I numeri parlano chiaro. Secondo l’associazione dei consumatori, l’aumento dei prezzi di cibi e bevande, pari a +24,9% rispetto al 2021, si traduce in una spesa extra di 1.404 euro l’anno per una famiglia media. Il conto diventa ancora più pesante per chi ha due figli: quasi 1.915 euro in più ogni dodici mesi, a parità di acquisti.
Prima il caro-energia, poi la guerra in Ucraina: fattori che hanno spinto i listini verso l’alto. Ma, finita l’emergenza, i prezzi non sono tornati indietro. Anzi, hanno continuato a salire. “Nel 2025 fare la spesa costa quasi un quarto in più rispetto al 2021”, denuncia il Codacons, che parla apertamente di una possibile speculazione ai danni dei consumatori.

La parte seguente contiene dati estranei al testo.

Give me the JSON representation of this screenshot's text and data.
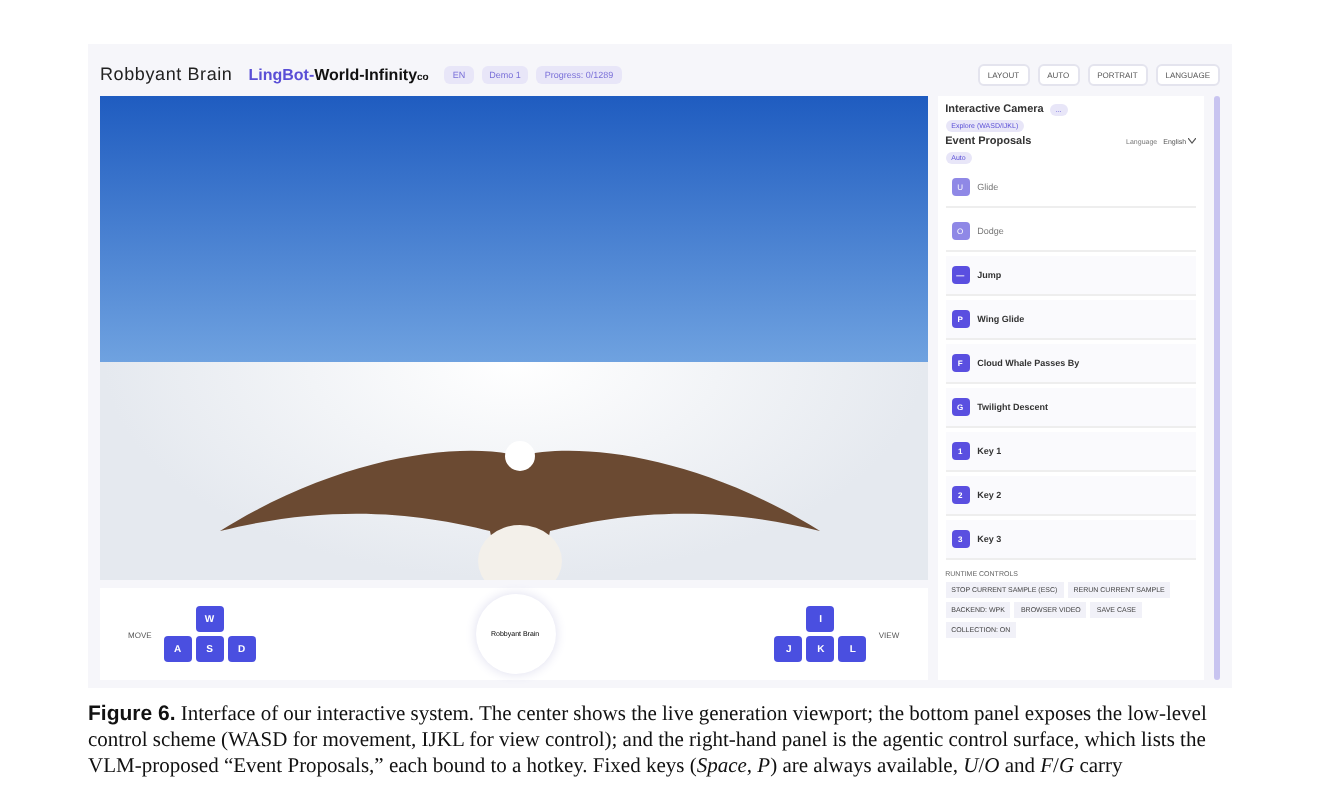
{
  "header": {
    "brand": "Robbyant Brain",
    "product_prefix": "LingBot-",
    "product": "World-Infinity",
    "product_suffix": "co",
    "badges": [
      "EN",
      "Demo 1",
      "Progress: 0/1289"
    ],
    "actions": [
      "LAYOUT",
      "AUTO",
      "PORTRAIT",
      "LANGUAGE"
    ]
  },
  "panel": {
    "camera_title": "Interactive Camera",
    "camera_badge": "...",
    "camera_mode": "Explore (WASD/IJKL)",
    "events_title": "Event Proposals",
    "language_label": "Language",
    "language_value": "English",
    "auto_badge": "Auto",
    "events": [
      {
        "key": "U",
        "title": "Glide",
        "disabled": true
      },
      {
        "key": "O",
        "title": "Dodge",
        "disabled": true
      },
      {
        "key": "—",
        "title": "Jump",
        "disabled": false
      },
      {
        "key": "P",
        "title": "Wing Glide",
        "disabled": false
      },
      {
        "key": "F",
        "title": "Cloud Whale Passes By",
        "disabled": false
      },
      {
        "key": "G",
        "title": "Twilight Descent",
        "disabled": false
      },
      {
        "key": "1",
        "title": "Key 1",
        "disabled": false
      },
      {
        "key": "2",
        "title": "Key 2",
        "disabled": false
      },
      {
        "key": "3",
        "title": "Key 3",
        "disabled": false
      }
    ],
    "runtime_title": "RUNTIME CONTROLS",
    "runtime_buttons": [
      "STOP CURRENT SAMPLE (ESC)",
      "RERUN CURRENT SAMPLE",
      "BACKEND: WPK",
      "BROWSER VIDEO",
      "SAVE CASE",
      "COLLECTION: ON"
    ]
  },
  "controls": {
    "move_label": "MOVE",
    "move_keys": [
      "W",
      "A",
      "S",
      "D"
    ],
    "center": "Robbyant Brain",
    "view_keys": [
      "I",
      "J",
      "K",
      "L"
    ],
    "view_label": "VIEW"
  },
  "caption": "**Figure 6.** Interface of our interactive system. The center shows the live generation viewport; the bottom panel exposes the low-level control scheme (WASD for movement, IJKL for view control); and the right-hand panel is the agentic control surface, which lists the VLM-proposed “Event Proposals,” each bound to a hotkey. Fixed keys (*Space*, *P*) are always available, *U*/*O* and *F*/*G* carry"
}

Da qui la richiesta di un intervento dell’Antitrust per capire cosa stia davvero succedendo lungo la filiera, dalla produzione agli scaffali dei supermercati. Un appello che ora ha trovato risposta. L’indagine dovrà chiarire se dietro il caro-spesa si nascondano anomalie o comportamenti scorretti nella formazione dei prezzi.
Per milioni di famiglie italiane, alle prese ogni giorno con scontrini sempre più salati, è un primo segnale di attenzione. Ma la vera partita si giocherà sulle risposte che arriveranno, se arriveranno.